Ghetto comes to the Presidency

Bobi waves to his fans

Bobi waves to his fans

An interesting national conversation has ensued over the recent Kyadondo East Constituency by-election. It has never before been witnessed after any other by-election. At the core, Robert Kyagulanyi, a.k.a Bobi Wine.

The first victim has been the messenger: the media. Museveni has lambasted the press for giving Kyagulanyi a favourable coverage over the campaign of his National Resistance Movement (NRM). Given the situation, this is probably to be expected, but then, the press was not in the electoral contest.

Other issues have concerned ideological classification. In the last 30 years the argument has always been about the “bankrupt former regimes”. In this case, perceived NRM successes have been in immunization and the Universal Primary Education (UPE), which have fostered a mushrooming youth population. In the country this has risen to 78%,  overall.

The interesting upshot to this is that in Kyadondo East, the electors that put Bobi Wine to Parliament were also 78%. It is inescapable to assume that this reflects the national mood!

This is probably what unsettles Museveni. His counter argument is that in the last seven by-elections, the NRM has won five of them; so there should be no big deal about the loss of this one, but the statistic is telling! Also, the manner in which those five wins have been achieved begs electoral democracy.

The socio-economic statistics also reflect the lack of, not just the national, but also the individual satisfaction, that this group has got. And that has brought about a favourable comparison for the former “bankrupt” regimes against the NRM. There is the inevitable blame against the NRM functionaries and their affiliates about this inadequacy. What is more, there seems to be no end in sight in sorting out the problems.

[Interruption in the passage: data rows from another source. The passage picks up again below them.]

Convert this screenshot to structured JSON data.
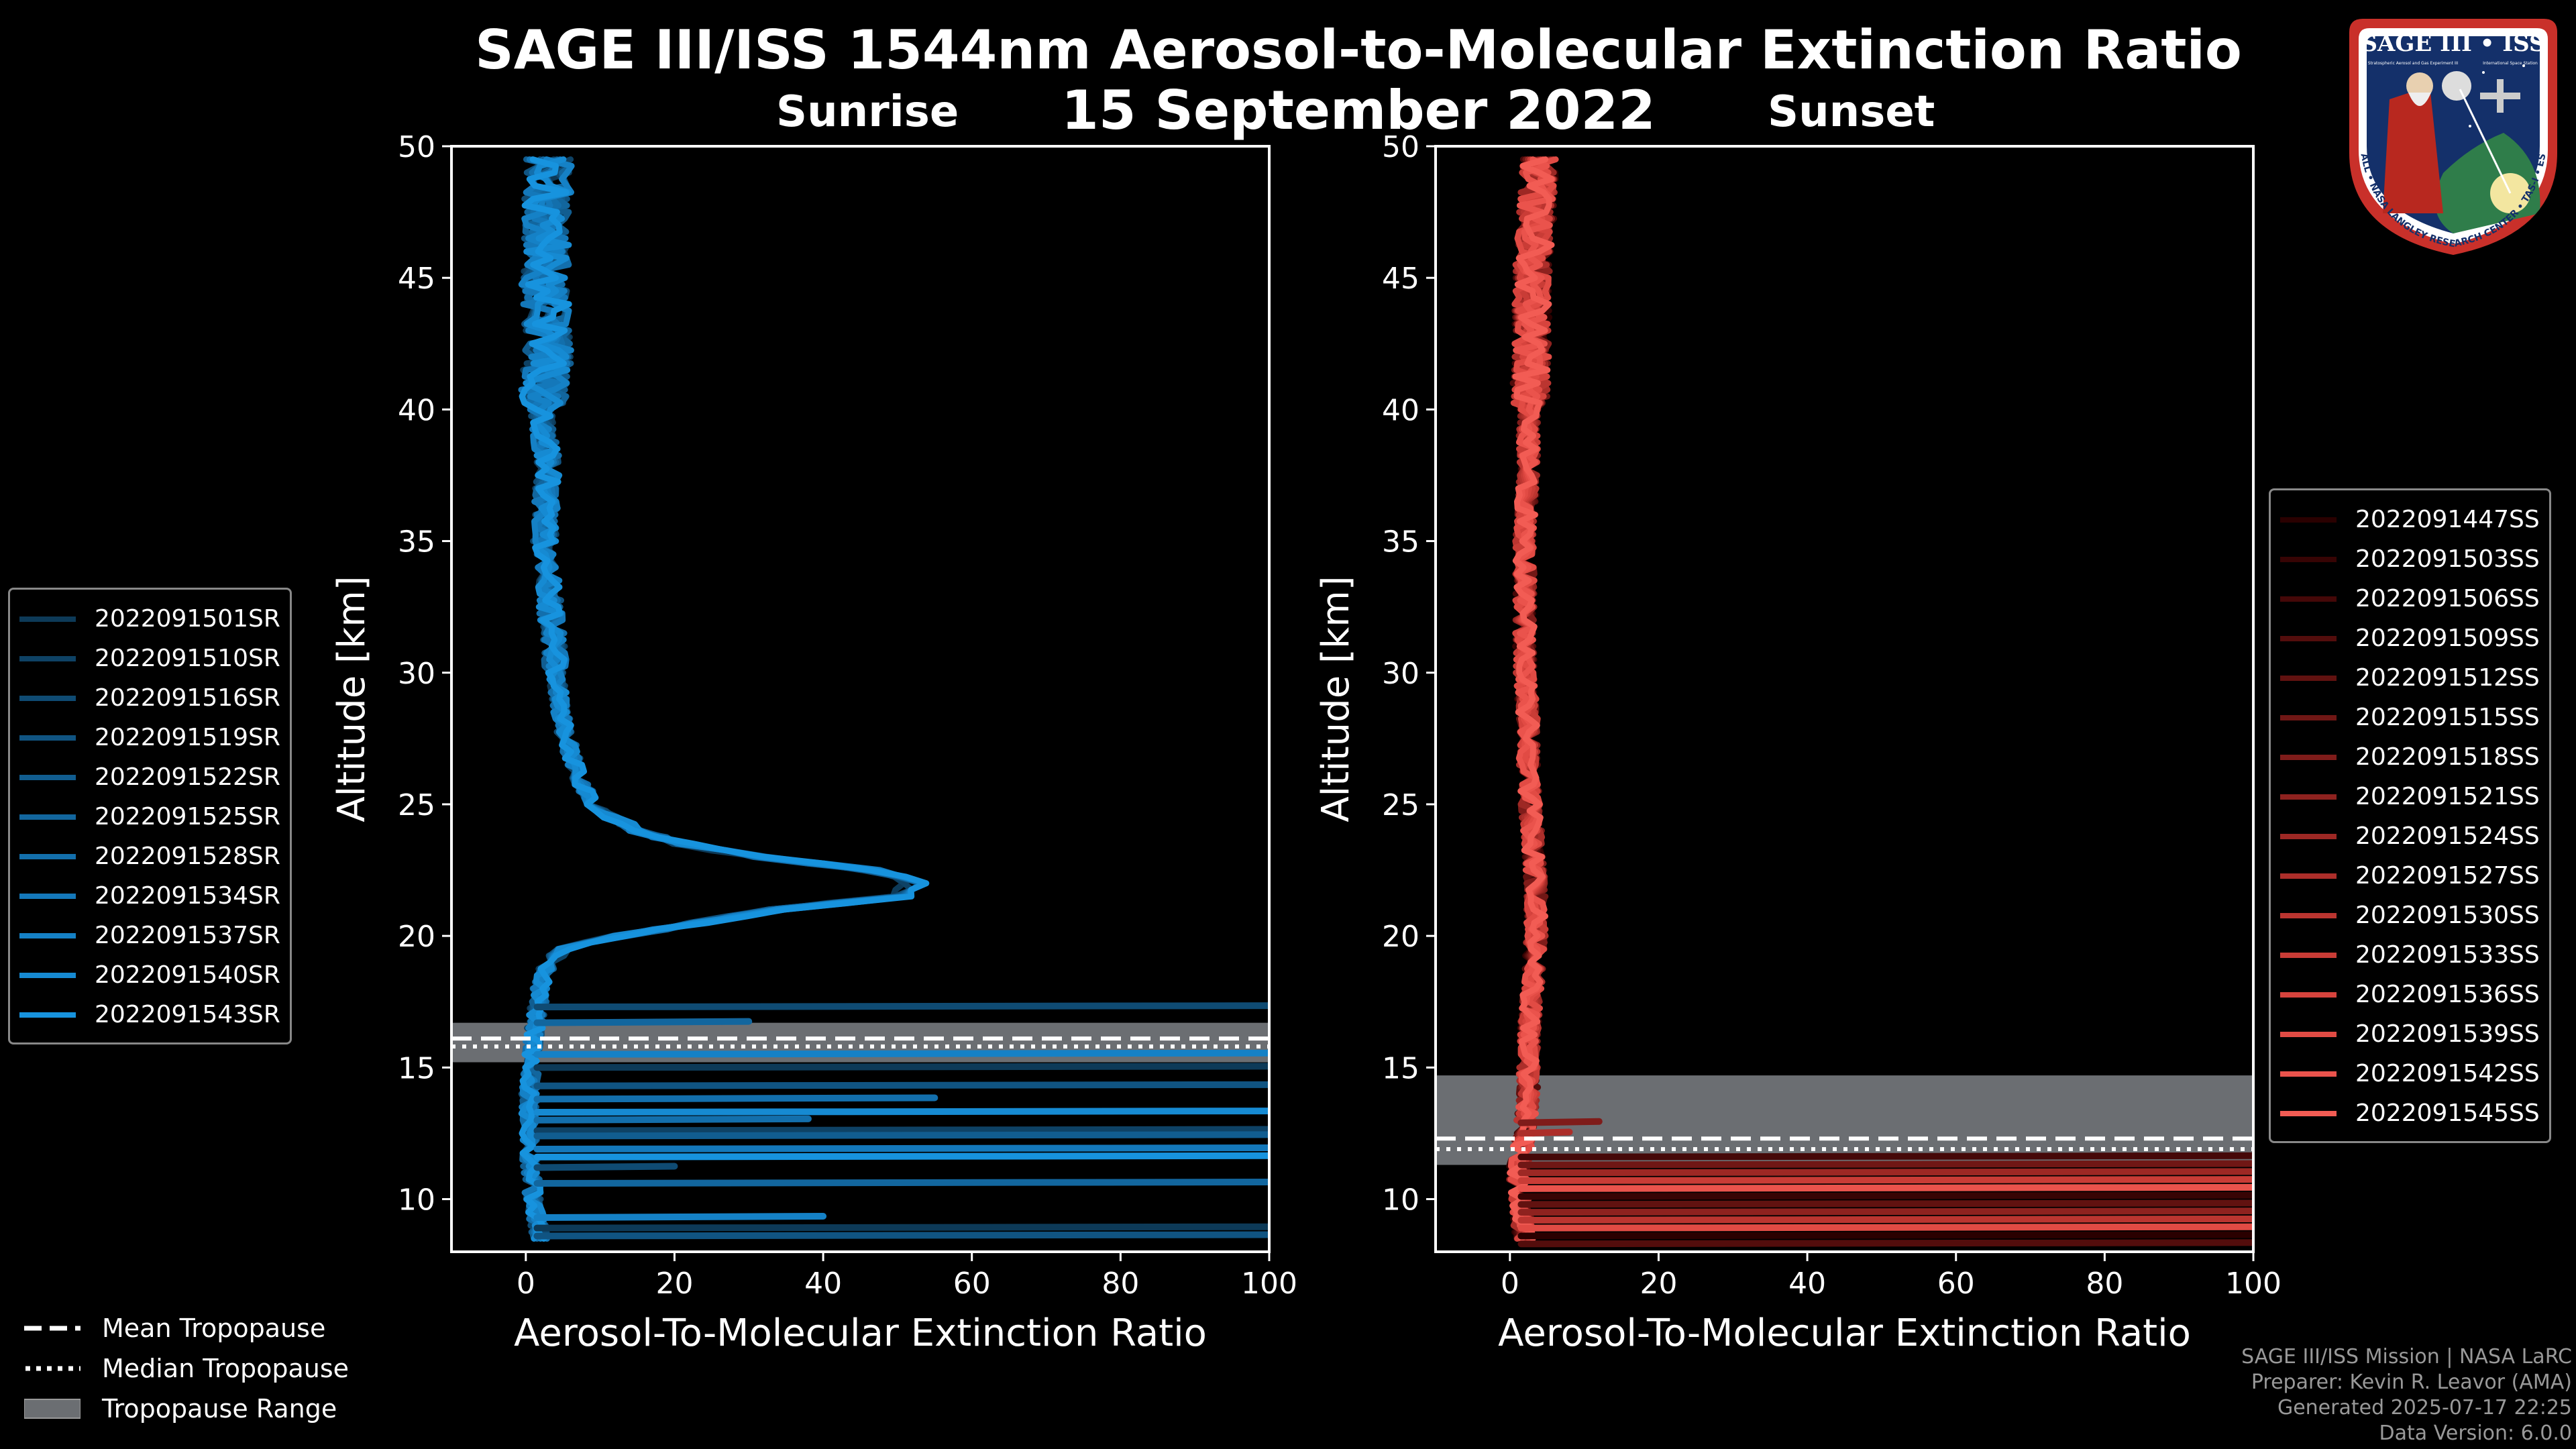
{
  "title_line1": "SAGE III/ISS 1544nm Aerosol-to-Molecular Extinction Ratio",
  "title_line2": "15 September 2022",
  "chart_data": [
    {
      "type": "line",
      "panel": "Sunrise",
      "title": "Sunrise",
      "xlabel": "Aerosol-To-Molecular Extinction Ratio",
      "ylabel": "Altitude [km]",
      "xlim": [
        -10,
        100
      ],
      "ylim": [
        8,
        50
      ],
      "xticks": [
        0,
        20,
        40,
        60,
        80,
        100
      ],
      "yticks": [
        10,
        15,
        20,
        25,
        30,
        35,
        40,
        45,
        50
      ],
      "tropopause": {
        "mean": 16.1,
        "median": 15.8,
        "range": [
          15.2,
          16.7
        ]
      },
      "series": [
        {
          "name": "2022091501SR",
          "color": "#0d3a58"
        },
        {
          "name": "2022091510SR",
          "color": "#0e4265"
        },
        {
          "name": "2022091516SR",
          "color": "#0f4b73"
        },
        {
          "name": "2022091519SR",
          "color": "#105482"
        },
        {
          "name": "2022091522SR",
          "color": "#115d90"
        },
        {
          "name": "2022091525SR",
          "color": "#12669e"
        },
        {
          "name": "2022091528SR",
          "color": "#136fac"
        },
        {
          "name": "2022091534SR",
          "color": "#1478ba"
        },
        {
          "name": "2022091537SR",
          "color": "#1581c6"
        },
        {
          "name": "2022091540SR",
          "color": "#168ad2"
        },
        {
          "name": "2022091543SR",
          "color": "#1793de"
        }
      ],
      "profile_shape": {
        "altitude": [
          8.5,
          10,
          12,
          14,
          16,
          17,
          18,
          19,
          19.5,
          20,
          21,
          21.5,
          22,
          22.5,
          23,
          23.5,
          24,
          25,
          26,
          28,
          30,
          32,
          35,
          38,
          40,
          42,
          45,
          47,
          49.5
        ],
        "ratio": [
          2,
          1,
          0.5,
          0.5,
          1,
          1.5,
          2,
          3,
          5,
          12,
          32,
          48,
          50,
          44,
          30,
          20,
          14,
          9,
          7,
          5,
          4,
          3.5,
          2.5,
          3,
          2,
          3,
          2.5,
          3,
          3
        ]
      }
    },
    {
      "type": "line",
      "panel": "Sunset",
      "title": "Sunset",
      "xlabel": "Aerosol-To-Molecular Extinction Ratio",
      "ylabel": "Altitude [km]",
      "xlim": [
        -10,
        100
      ],
      "ylim": [
        8,
        50
      ],
      "xticks": [
        0,
        20,
        40,
        60,
        80,
        100
      ],
      "yticks": [
        10,
        15,
        20,
        25,
        30,
        35,
        40,
        45,
        50
      ],
      "tropopause": {
        "mean": 12.3,
        "median": 11.9,
        "range": [
          11.3,
          14.7
        ]
      },
      "series": [
        {
          "name": "2022091447SS",
          "color": "#2a0000"
        },
        {
          "name": "2022091503SS",
          "color": "#370404"
        },
        {
          "name": "2022091506SS",
          "color": "#450808"
        },
        {
          "name": "2022091509SS",
          "color": "#530d0c"
        },
        {
          "name": "2022091512SS",
          "color": "#611210"
        },
        {
          "name": "2022091515SS",
          "color": "#701715"
        },
        {
          "name": "2022091518SS",
          "color": "#7f1c1a"
        },
        {
          "name": "2022091521SS",
          "color": "#8e221f"
        },
        {
          "name": "2022091524SS",
          "color": "#9d2824"
        },
        {
          "name": "2022091527SS",
          "color": "#ac2e2a"
        },
        {
          "name": "2022091530SS",
          "color": "#bb3530"
        },
        {
          "name": "2022091533SS",
          "color": "#c93c36"
        },
        {
          "name": "2022091536SS",
          "color": "#d6433d"
        },
        {
          "name": "2022091539SS",
          "color": "#e14b44"
        },
        {
          "name": "2022091542SS",
          "color": "#ea534c"
        },
        {
          "name": "2022091545SS",
          "color": "#f25c54"
        }
      ],
      "profile_shape": {
        "altitude": [
          8.5,
          9.5,
          11,
          12.5,
          14,
          16,
          18,
          20,
          22,
          24,
          26,
          28,
          30,
          32,
          35,
          38,
          40,
          42,
          45,
          47,
          49.5
        ],
        "ratio": [
          2,
          1.5,
          1,
          2,
          2.5,
          2.5,
          3,
          3.5,
          3.5,
          3,
          2.5,
          2.5,
          2,
          2,
          2,
          2.5,
          2.5,
          3,
          3,
          3.5,
          4
        ]
      }
    }
  ],
  "tropopause_legend": [
    {
      "label": "Mean Tropopause",
      "style": "dashed"
    },
    {
      "label": "Median Tropopause",
      "style": "dotted"
    },
    {
      "label": "Tropopause Range",
      "style": "band"
    }
  ],
  "footer": {
    "line1": "SAGE III/ISS Mission | NASA LaRC",
    "line2": "Preparer: Kevin R. Leavor (AMA)",
    "line3": "Generated 2025-07-17 22:25",
    "line4": "Data Version: 6.0.0"
  },
  "logo": {
    "title": "SAGE III • ISS",
    "subtitle": "Stratospheric Aerosol and Gas Experiment III",
    "subtitle2": "International Space Station",
    "ring_text": "BALL • NASA LANGLEY RESEARCH CENTER • TAS-I • ESA"
  },
  "colors": {
    "background": "#000000",
    "band": "#6b6e72",
    "axis": "#ffffff",
    "footer_text": "#999999"
  }
}
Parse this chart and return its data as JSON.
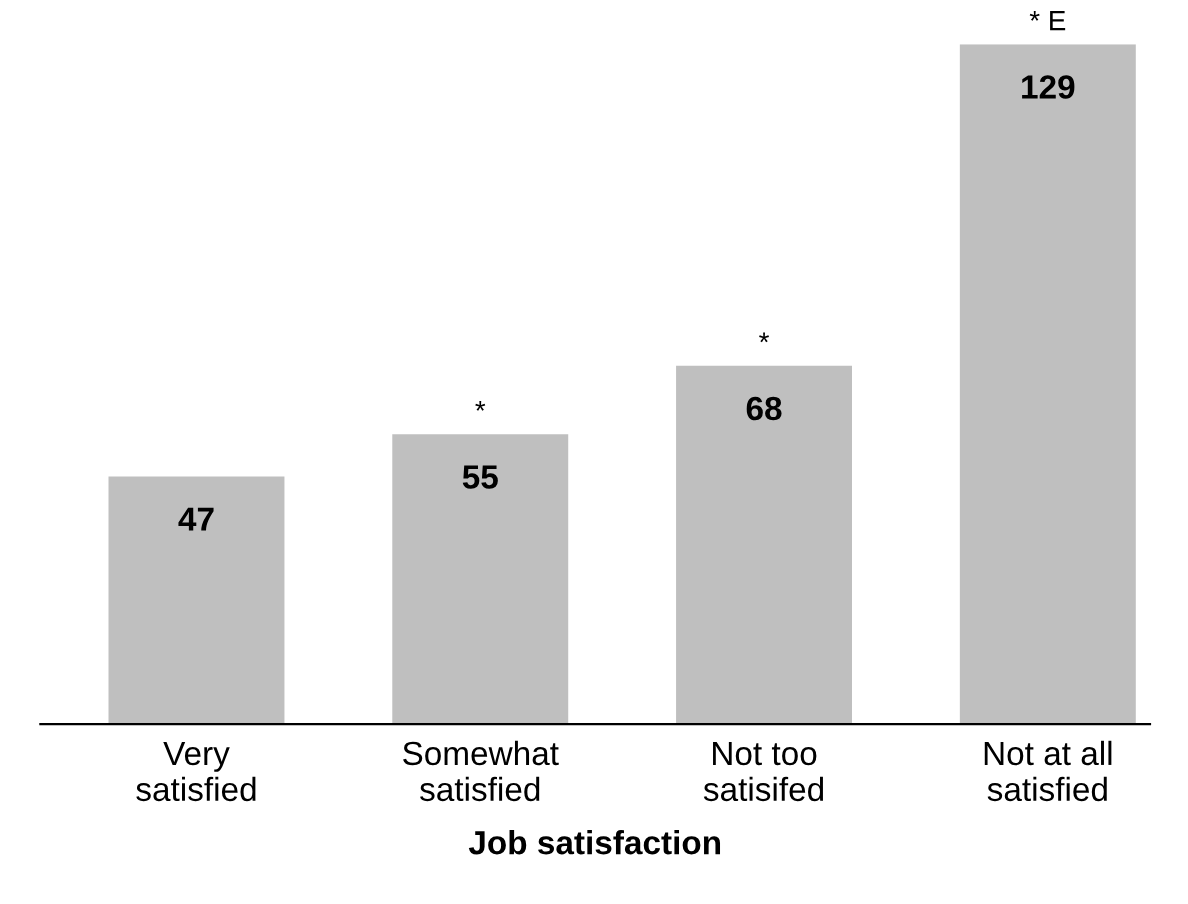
{
  "chart_data": {
    "type": "bar",
    "xlabel": "Job satisfaction",
    "categories": [
      "Very\nsatisfied",
      "Somewhat\nsatisfied",
      "Not too\nsatisifed",
      "Not at all\nsatisfied"
    ],
    "values": [
      47,
      55,
      68,
      129
    ],
    "color": "#bfbfbf",
    "ylim": [
      0,
      129
    ],
    "data_labels": true,
    "grid": false,
    "annotations": [
      {
        "text": "*",
        "x": "Somewhat\nsatisfied",
        "y": 55
      },
      {
        "text": "*",
        "x": "Not too\nsatisifed",
        "y": 68
      },
      {
        "text": "* E",
        "x": "Not at all\nsatisfied",
        "y": 129
      }
    ]
  }
}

Nevertheless, contrary to the logic and circumstance of the by-election, the NRM has gone shouting around that the Wine win was actually the result of its input. This is what irritates Wine; and he has gone to interesting lengths to distance himself from these claims – including penning a social media repartee and giving an interview in the global BBC.

This is not certainly music to Museveni’s ears and eyes. History and conventional political practice indicates that he gets uncomfortable about such challenges. It is characteristic that he has taken brutal swipes against close aides who have had the impudence to go against the grain.

Such has befallen the likes of the departed: Eria Kategaya, James Wapakhabulo and Maumbe Mukhwana. It has been experienced by the likes of Gilbert Bukenya, Amama Mbabazi and Abraham Byandala. And lately, the fate that has befallen his former business front-man, Sudhir Ruperalia, is quite instructive.

As a political upstart, Wine, has a fascinating route to Parliament. He has not hidden the fact that he is/was from the ghetto, and what it is known for. Yet in his musical lyrics, Wine has enunciated the ills of society; and sometimes posed solutions to them. Moreover, he has sung that if the leadership does not go to the ghetto, the reverse is true. Indeed, the ghetto has not only gone to Parliament, but to the Presidency.